The Darwin Awards have nothing to do with Darwin or natural selection. It’s just people doing dumb stuff. And people doing dumb stuff has nothing to do with genes, which is all that natural selection is about. The people who really deserve Darwin Awards are adults who never had children, because they selected themselves right out of evolution. Genetically speaking, I lose, and lose as bad as it is possible to Darwinianly lose. I do get the cold evolutionary comfort of having a brother who spawned four sons, meaning that some our shared genes got passed on to another generation. But the fact that he spawned no daughters limits the long term genetic possibilities. So it goes.

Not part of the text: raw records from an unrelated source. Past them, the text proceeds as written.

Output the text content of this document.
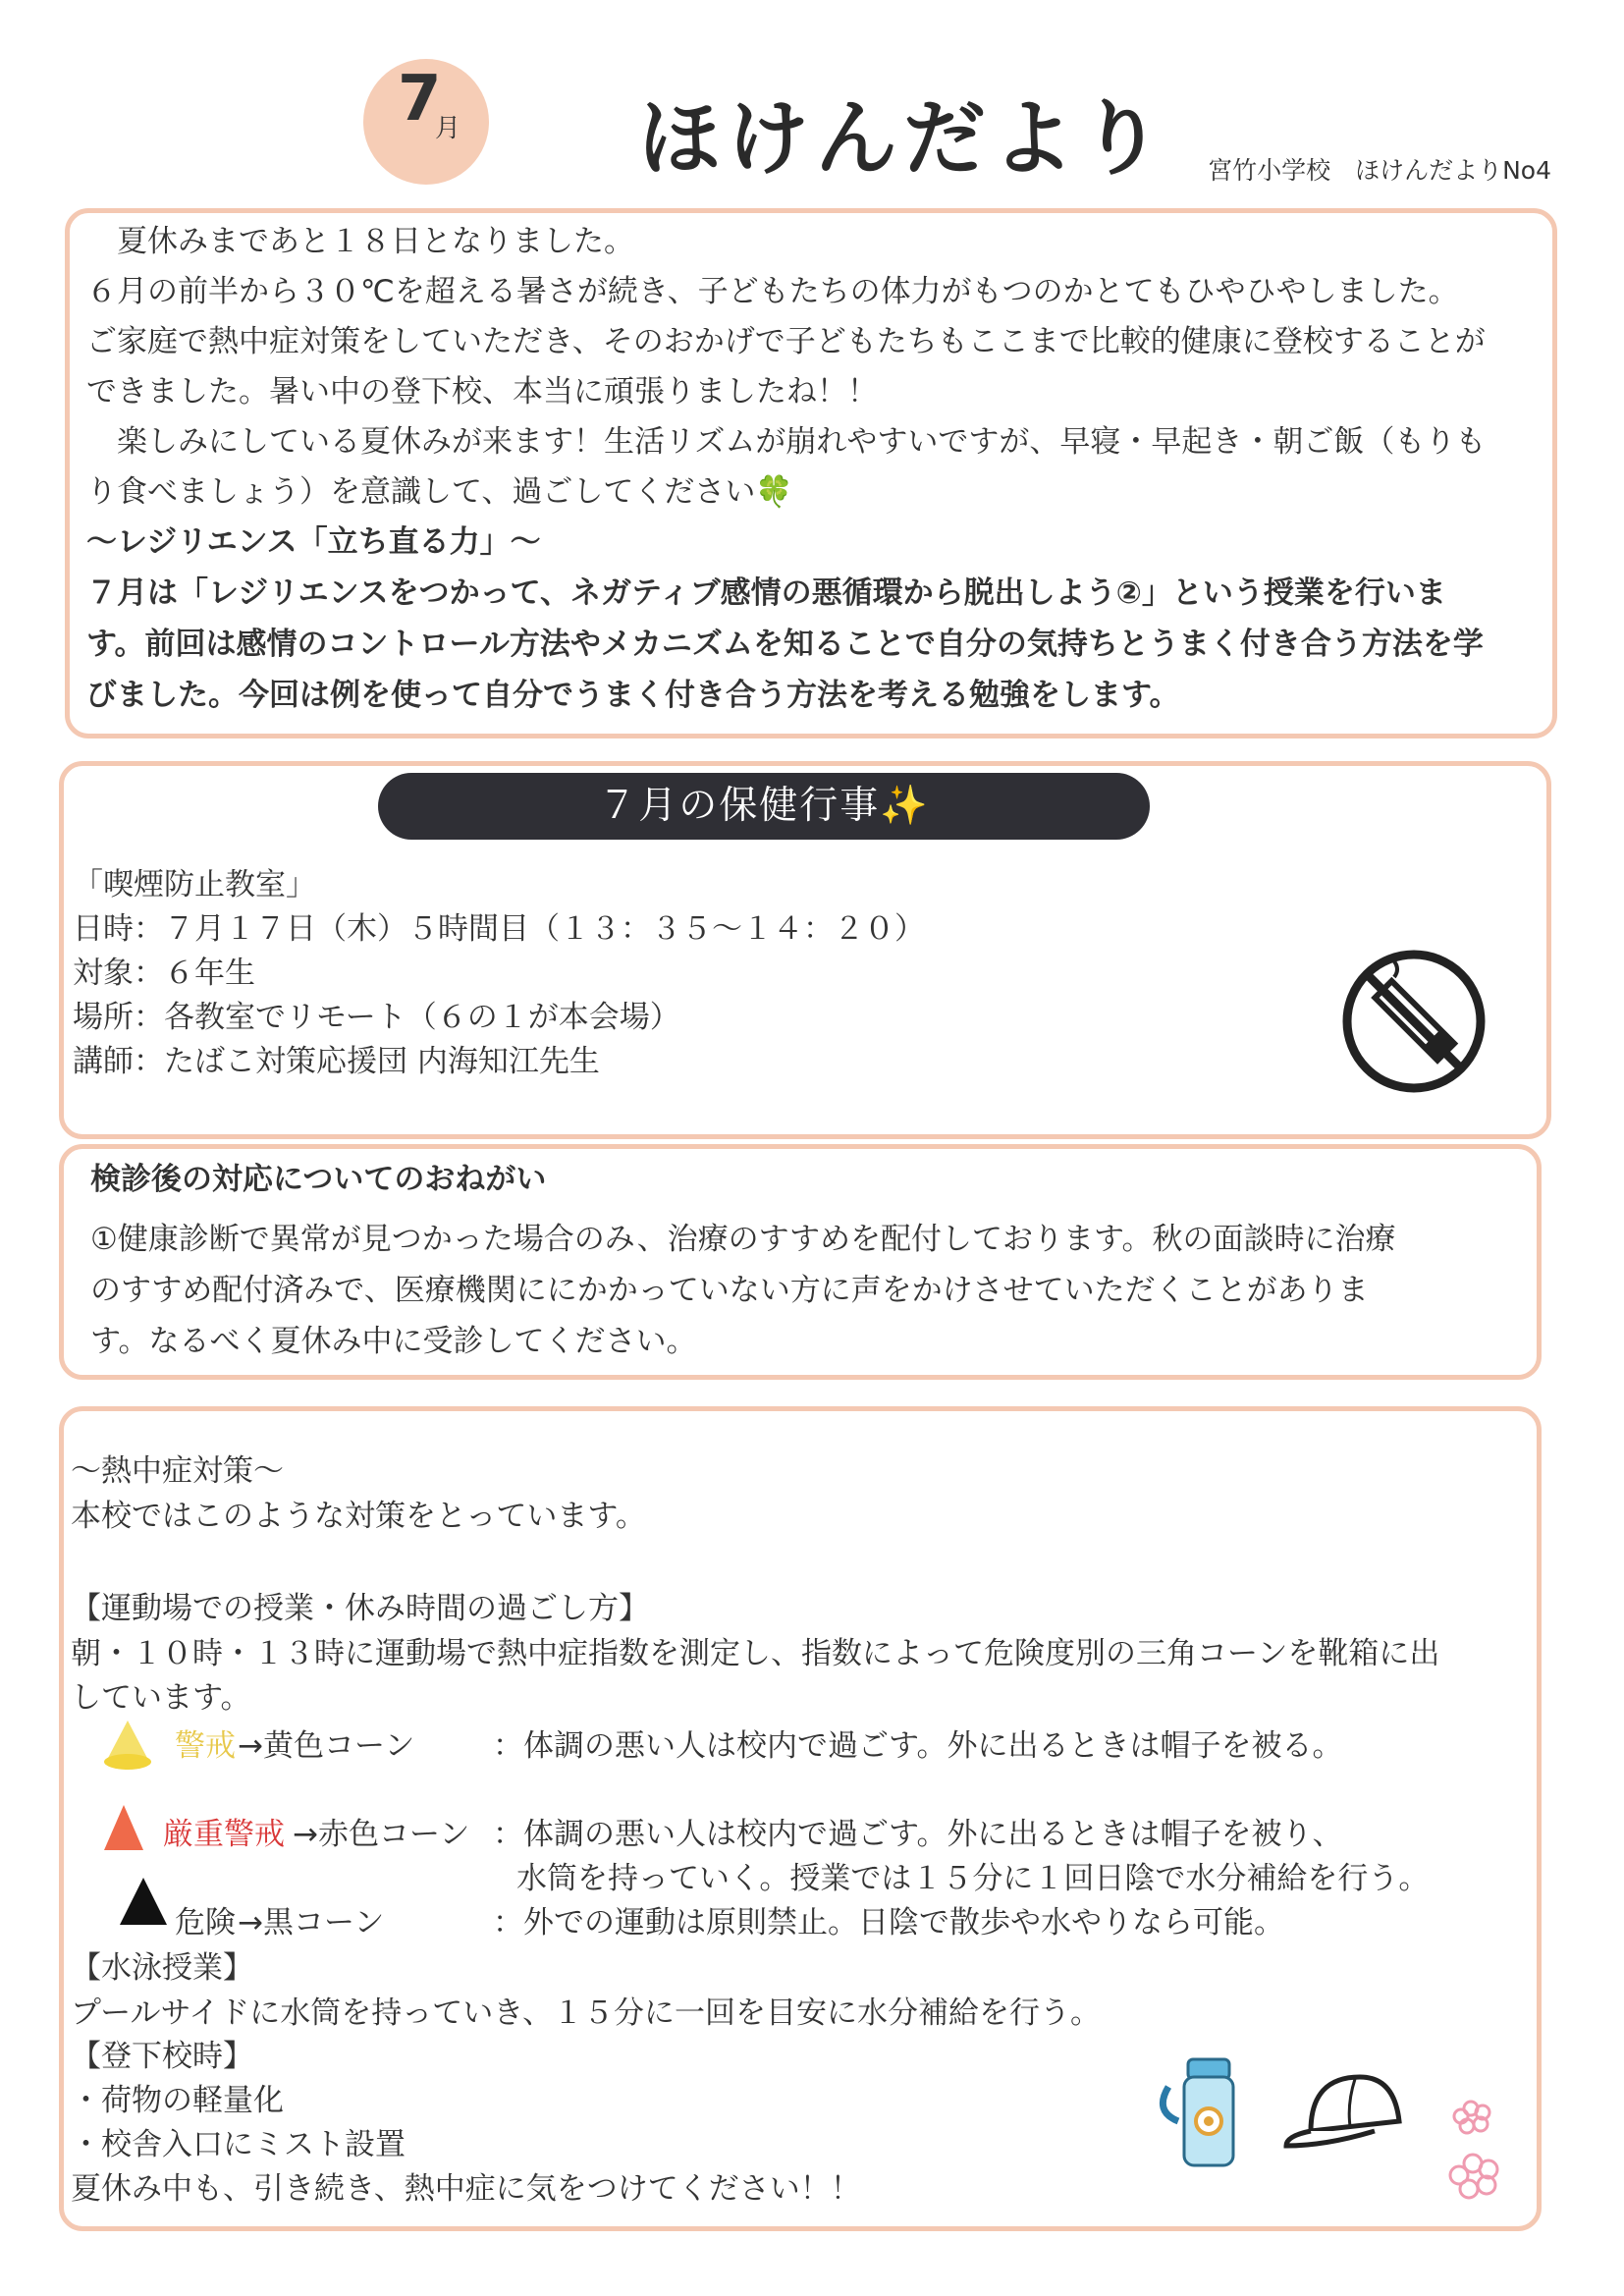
7
月 ほけんだより 宮竹小学校　ほけんだよりNo4
　夏休みまであと１８日となりました。
６月の前半から３０℃を超える暑さが続き、子どもたちの体力がもつのかとてもひやひやしました。
ご家庭で熱中症対策をしていただき、そのおかげで子どもたちもここまで比較的健康に登校することが
できました。暑い中の登下校、本当に頑張りましたね！！
　楽しみにしている夏休みが来ます！生活リズムが崩れやすいですが、早寝・早起き・朝ご飯（もりも
り食べましょう）を意識して、過ごしてください🍀
〜レジリエンス「立ち直る力」〜
７月は「レジリエンスをつかって、ネガティブ感情の悪循環から脱出しよう②」という授業を行いま
す。前回は感情のコントロール方法やメカニズムを知ることで自分の気持ちとうまく付き合う方法を学
びました。今回は例を使って自分でうまく付き合う方法を考える勉強をします。
７月の保健行事✨
「喫煙防止教室」
日時：７月１７日（木）５時間目（１３：３５〜１４：２０）
対象：６年生
場所：各教室でリモート（６の１が本会場）
講師：たばこ対策応援団 内海知江先生
検診後の対応についてのおねがい
①健康診断で異常が見つかった場合のみ、治療のすすめを配付しております。秋の面談時に治療
のすすめ配付済みで、医療機関ににかかっていない方に声をかけさせていただくことがありま
す。なるべく夏休み中に受診してください。
〜熱中症対策〜
本校ではこのような対策をとっています。
【運動場での授業・休み時間の過ごし方】
朝・１０時・１３時に運動場で熱中症指数を測定し、指数によって危険度別の三角コーンを靴箱に出
しています。
警戒 →黄色コーン	：体調の悪い人は校内で過ごす。外に出るときは帽子を被る。
厳重警戒 →赤色コーン ：体調の悪い人は校内で過ごす。外に出るときは帽子を被り、
水筒を持っていく。授業では１５分に１回日陰で水分補給を行う。
危険 →黒コーン	：外での運動は原則禁止。日陰で散歩や水やりなら可能。
【水泳授業】
プールサイドに水筒を持っていき、１５分に一回を目安に水分補給を行う。
【登下校時】
・荷物の軽量化
・校舎入口にミスト設置
夏休み中も、引き続き、熱中症に気をつけてください！！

Memetically I haven’t done too bad. Some of my memes might last a while past me. But civilizations fall eventually and take most of their collective memes with them, certainly the ones based on language. At some point languages themselves disappear and my beautiful prose would read like the stilted translations of cuneiform poetry, the life sucked out of them. In the unlikely event that anything I ever wrote had lingered on for generations, it will vanish into the ether when English vanishes into the ether, gone forever, my written thoughts dead as my genome, and the very last proof that I ever existed will fade into nothingness, as if I had never existed at all.

Groovy.

Here kitty, kitty

The tiger lunged at me and roared in astonishing fury, roaring and roaring, his giant incisors ready to crush my skull, his enormous claws slashing through the space between us, six feet and a thick steel mesh. It was an incredible display of violence, just marvelous. He lunged at me again, louder and angrier. But for the steel mesh, that big cat could kill me in seconds, I thought, crush my skull with one chomp, scoop out my insides with a swipe of that paw. A docent came up and drew me to the side, in front of another pen and another tiger, a tigress lolling lazily in the sun and paying me no heed whatsoever. Rajah doesn’t like great big men, she said. Your size is threatening. I’m threatening him? It’s a territorial thing, she said. Rajah got another glimpse of me and snarled viciously. Slash. The docent pulled me back into a corner, out of view. Rajah settled down, but I couldn’t stay hidden in there. Maybe it’s the blazer, I said. It was sandy brown and perhaps in it I somehow looked like a tiger’s worst enemy back in the jungles of Malaya. Maybe, she said, so I took off the coat and walked past the cage in a bright Kelly green shirt. It fooled Rajah for a minute. But just for a minute, and as I walked away he let out an absolutely blood curdling murderous roar and lunged one last time, all huge teeth and gigantic claws and rippling tiger muscularity. The children watching screeched and scattered, their mothers running after them. Wow. That was the coolest thing, and I felt strangely pleased with myself, a week shy of 62 and intimidating a man-eating tiger.

Painted ladies

Dusk is nigh and the vast diurnal herds of butterflies have bedded down for the night, a billion butterflies clinging to the undersides of a billion leaves, and just in time too, as bats by the millions are stirring in their bat houses and oh what a bat butterfly massacre that would be, fading light and frantic fluttering and no sound at all.